Berg, a US-based biopharmaceutical firm, has begun a Phase II clinical trial for its drug candidate BPM 31510 in combination with gemcitabine for the potential treatment of pancreatic cancer.
Pancreatic cancer develops when cells in the pancreas, a glandular organ behind the stomach, begin to multiply out of control and form a mass. These cancerous cells could invade other parts of the body.
The primary objective of the Phase II trial is to evaluate safety and efficacy in around 25 adults with metastatic pancreatic adenocarcinoma.
Berg noted that BPM 31510’s mechanism reverses the metabolism of a cancer cell and reactivating cell death pathways in mitochondria to behave much like a normal cell.
During Phase II clinical trial, BPM 31510 is being administered as a 144 hour continuous intravenous (IV) infusion along with gemcitabine in advanced pancreatic cancer patients as second line therapy, at a starting dose of 110mg/kg.

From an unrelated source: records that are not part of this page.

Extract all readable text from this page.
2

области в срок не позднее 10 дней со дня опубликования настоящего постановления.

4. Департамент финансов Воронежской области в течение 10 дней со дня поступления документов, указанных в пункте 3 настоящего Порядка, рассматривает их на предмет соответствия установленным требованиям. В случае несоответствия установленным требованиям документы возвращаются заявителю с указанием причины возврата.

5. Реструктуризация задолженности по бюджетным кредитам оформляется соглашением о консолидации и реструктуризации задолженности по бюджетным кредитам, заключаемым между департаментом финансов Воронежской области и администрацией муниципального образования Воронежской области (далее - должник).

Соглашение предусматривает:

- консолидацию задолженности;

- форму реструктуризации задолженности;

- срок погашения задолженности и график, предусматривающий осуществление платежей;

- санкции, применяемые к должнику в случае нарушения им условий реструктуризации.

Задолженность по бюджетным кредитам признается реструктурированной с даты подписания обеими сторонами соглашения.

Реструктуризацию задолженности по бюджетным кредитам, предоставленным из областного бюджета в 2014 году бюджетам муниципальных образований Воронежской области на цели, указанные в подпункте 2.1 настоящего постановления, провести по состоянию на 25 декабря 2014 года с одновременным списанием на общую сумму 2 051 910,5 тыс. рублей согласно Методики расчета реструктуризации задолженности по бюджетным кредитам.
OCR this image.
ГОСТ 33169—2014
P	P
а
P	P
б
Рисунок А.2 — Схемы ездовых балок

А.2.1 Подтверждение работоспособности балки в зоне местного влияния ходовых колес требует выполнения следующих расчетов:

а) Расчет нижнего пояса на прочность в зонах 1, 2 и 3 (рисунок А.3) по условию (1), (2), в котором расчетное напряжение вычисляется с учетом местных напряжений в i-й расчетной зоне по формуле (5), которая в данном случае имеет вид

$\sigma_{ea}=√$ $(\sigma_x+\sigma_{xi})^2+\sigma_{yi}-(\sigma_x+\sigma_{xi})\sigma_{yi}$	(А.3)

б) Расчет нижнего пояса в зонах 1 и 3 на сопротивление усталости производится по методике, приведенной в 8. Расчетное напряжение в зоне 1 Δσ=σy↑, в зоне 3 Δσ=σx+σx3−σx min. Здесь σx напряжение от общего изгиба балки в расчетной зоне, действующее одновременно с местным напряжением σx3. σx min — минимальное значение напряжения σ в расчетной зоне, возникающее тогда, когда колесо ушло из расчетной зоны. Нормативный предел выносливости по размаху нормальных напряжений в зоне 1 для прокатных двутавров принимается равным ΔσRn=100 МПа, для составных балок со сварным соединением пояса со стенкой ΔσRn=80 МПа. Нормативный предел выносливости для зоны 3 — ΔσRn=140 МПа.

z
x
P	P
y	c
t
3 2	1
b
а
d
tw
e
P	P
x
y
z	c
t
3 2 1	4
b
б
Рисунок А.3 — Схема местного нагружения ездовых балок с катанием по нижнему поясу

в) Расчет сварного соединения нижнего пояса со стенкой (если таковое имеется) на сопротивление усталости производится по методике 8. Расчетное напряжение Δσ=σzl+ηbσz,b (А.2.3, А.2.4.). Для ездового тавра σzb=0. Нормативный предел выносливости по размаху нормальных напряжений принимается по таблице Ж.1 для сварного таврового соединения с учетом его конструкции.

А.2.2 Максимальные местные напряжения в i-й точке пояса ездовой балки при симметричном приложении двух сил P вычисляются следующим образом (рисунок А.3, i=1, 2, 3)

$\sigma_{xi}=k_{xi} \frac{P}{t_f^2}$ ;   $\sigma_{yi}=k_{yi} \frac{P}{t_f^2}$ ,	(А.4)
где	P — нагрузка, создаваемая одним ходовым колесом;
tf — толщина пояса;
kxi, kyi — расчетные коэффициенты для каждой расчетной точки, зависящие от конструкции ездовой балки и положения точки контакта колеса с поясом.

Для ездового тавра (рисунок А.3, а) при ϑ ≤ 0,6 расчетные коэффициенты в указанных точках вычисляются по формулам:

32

Gemcitabine is said to be the current standard treatment option for patients with pancreatic ductal adenocarcinoma, which represents 80% of cases.
The trial’s primary end point is overall response rate (ORR), comprising complete responses (CR) and partial responses (PR).
Secondary outcome measures involve overall survival (OS), time to progression (TTP), progression-free survival (PFS), as well as an evaluation of the drug combination’s safety and change in CA 19-9 levels.
The Phase II open-label, non-randomised clinical trial is initially being conducted at Beth Israel Deaconess Medical Centre and US’ Mayo Clinic, Medical College of Wisconsin and Vita Medical Associates.
Over the next 12 months, more sites will be added to the study, led by principal investigator Ramesh Ramanathan who is the director of GI medical oncology at Mayo Clinic in Arizona, US.
The Phase I results of the study suggest that BPM 31510 is well-tolerated in monotherapy, as well as in combination with a chemotherapy agent. Early anti-tumour activity was also seen during the trial.
With the help of Berg’s Interrogative Biology Platform, the Phase II study expects to include a precision medicine approach by collecting blood and tissue samples from patents to create ‘Molecular Maps’ on patients with the disease, in order to assess patients who will be the most effective match for the treatment and have a higher likelihood of responding.